La vie continue... même dans les camps

Ana Caistor Arendar, collaboratrice d’Oxfam, a visité le nouveau camp de Corail, à côté de Port-au-Prince. Pour pourvoir aux besoins élémentaires des milliers de résidents du camp, Oxfam a fait placer des installations sanitaires et fournit de l’eau.
Alors que la saison des pluies a commencé en Haïti, on ignore toujours combien de personnes restent sans abri depuis le tremblement de terre du 12 janvier. Si les chiffres officiels parlent de 1,3 million, les Haïtiens eux-mêmes pensent que ce sont 2 millions de personnes qui vivent actuellement dans les camps provisoires autour de Port-au-Prince. Pour ces sinistrés, la pluie constitue un problème supplémentaire alors qu’ils ont déjà tout perdu, ou presque. Les gens craignent que des coulées de boue et des inondations fassent encore des morts dans les camps.
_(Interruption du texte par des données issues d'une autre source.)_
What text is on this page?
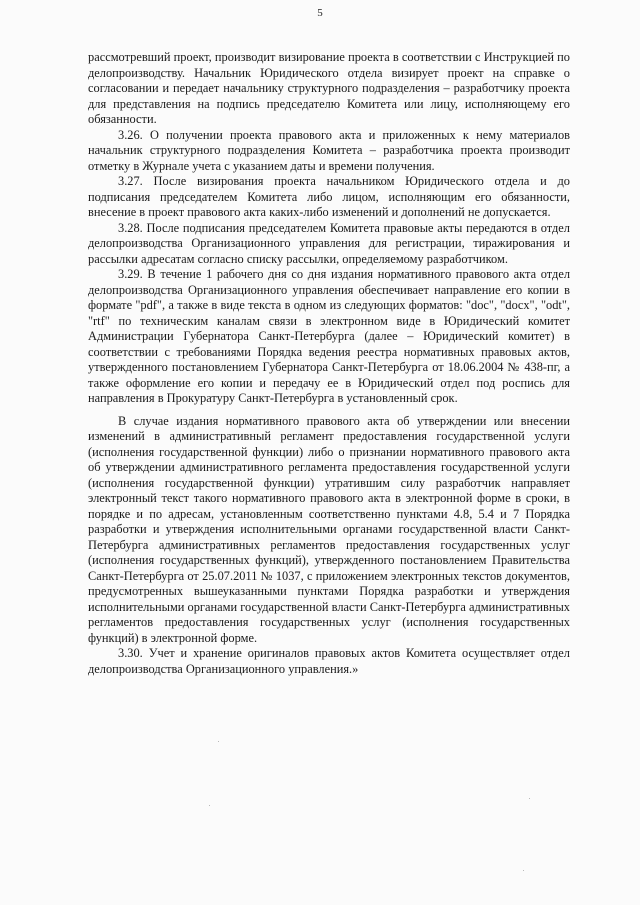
5

рассмотревший проект, производит визирование проекта в соответствии с Инструкцией по делопроизводству. Начальник Юридического отдела визирует проект на справке о согласовании и передает начальнику структурного подразделения – разработчику проекта для представления на подпись председателю Комитета или лицу, исполняющему его обязанности.

3.26. О получении проекта правового акта и приложенных к нему материалов начальник структурного подразделения Комитета – разработчика проекта производит отметку в Журнале учета с указанием даты и времени получения.

3.27. После визирования проекта начальником Юридического отдела и до подписания председателем Комитета либо лицом, исполняющим его обязанности, внесение в проект правового акта каких-либо изменений и дополнений не допускается.

3.28. После подписания председателем Комитета правовые акты передаются в отдел делопроизводства Организационного управления для регистрации, тиражирования и рассылки адресатам согласно списку рассылки, определяемому разработчиком.

3.29. В течение 1 рабочего дня со дня издания нормативного правового акта отдел делопроизводства Организационного управления обеспечивает направление его копии в формате "pdf", а также в виде текста в одном из следующих форматов: "doc", "docx", "odt", "rtf" по техническим каналам связи в электронном виде в Юридический комитет Администрации Губернатора Санкт-Петербурга (далее – Юридический комитет) в соответствии с требованиями Порядка ведения реестра нормативных правовых актов, утвержденного постановлением Губернатора Санкт-Петербурга от 18.06.2004 № 438-пг, а также оформление его копии и передачу ее в Юридический отдел под роспись для направления в Прокуратуру Санкт-Петербурга в установленный срок.

В случае издания нормативного правового акта об утверждении или внесении изменений в административный регламент предоставления государственной услуги (исполнения государственной функции) либо о признании нормативного правового акта об утверждении административного регламента предоставления государственной услуги (исполнения государственной функции) утратившим силу разработчик направляет электронный текст такого нормативного правового акта в электронной форме в сроки, в порядке и по адресам, установленным соответственно пунктами 4.8, 5.4 и 7 Порядка разработки и утверждения исполнительными органами государственной власти Санкт-Петербурга административных регламентов предоставления государственных услуг (исполнения государственных функций), утвержденного постановлением Правительства Санкт-Петербурга от 25.07.2011 № 1037, с приложением электронных текстов документов, предусмотренных вышеуказанными пунктами Порядка разработки и утверждения исполнительными органами государственной власти Санкт-Петербурга административных регламентов предоставления государственных услуг (исполнения государственных функций) в электронной форме.

3.30. Учет и хранение оригиналов правовых актов Комитета осуществляет отдел делопроизводства Организационного управления.»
- Corail, le nouveau camp près de Port-au-Prince
- Il a fallu construire des canalisations d’eau et des installations sanitaires avant l’arrivée des réfugiés. ©Jane Beesley/Oxfam
Des rangées de tentes anonymes
Il y a quelques semaines, le gouvernement a choisi un nouveau terrain pour construire un camp provisoire pour les gens les plus exposés à la saison des pluies. Il s’agit d’une plaine poussiéreuse et désertique située à 40 minutes en voiture de la capitale. Aujourd’hui, des milliers de personnes y vivent déjà.
Oxfam a disposé d’une semaine à peine pour préparer le camp avant l’arrivée des nouveaux occupants. On a creusé des latrines et installé des douches et des canalisations d’eau potable. Heureusement, tout était prêt à temps pour répondre aux besoins élémentaires des nouveaux habitants. Oxfam a également installé un téléphone gratuit pour permettre aux habitants de signaler d’éventuels problèmes ou toute autre information utile.
Le camp ressemble à un décor de film : on ne voit que des rangées blanches de tentes anonymes, que les habitants tentent de personnaliser avec toutes sortes de matériaux colorés et des branches feuillues qu’ils plantent dans le sable pour donner une touche de verdure.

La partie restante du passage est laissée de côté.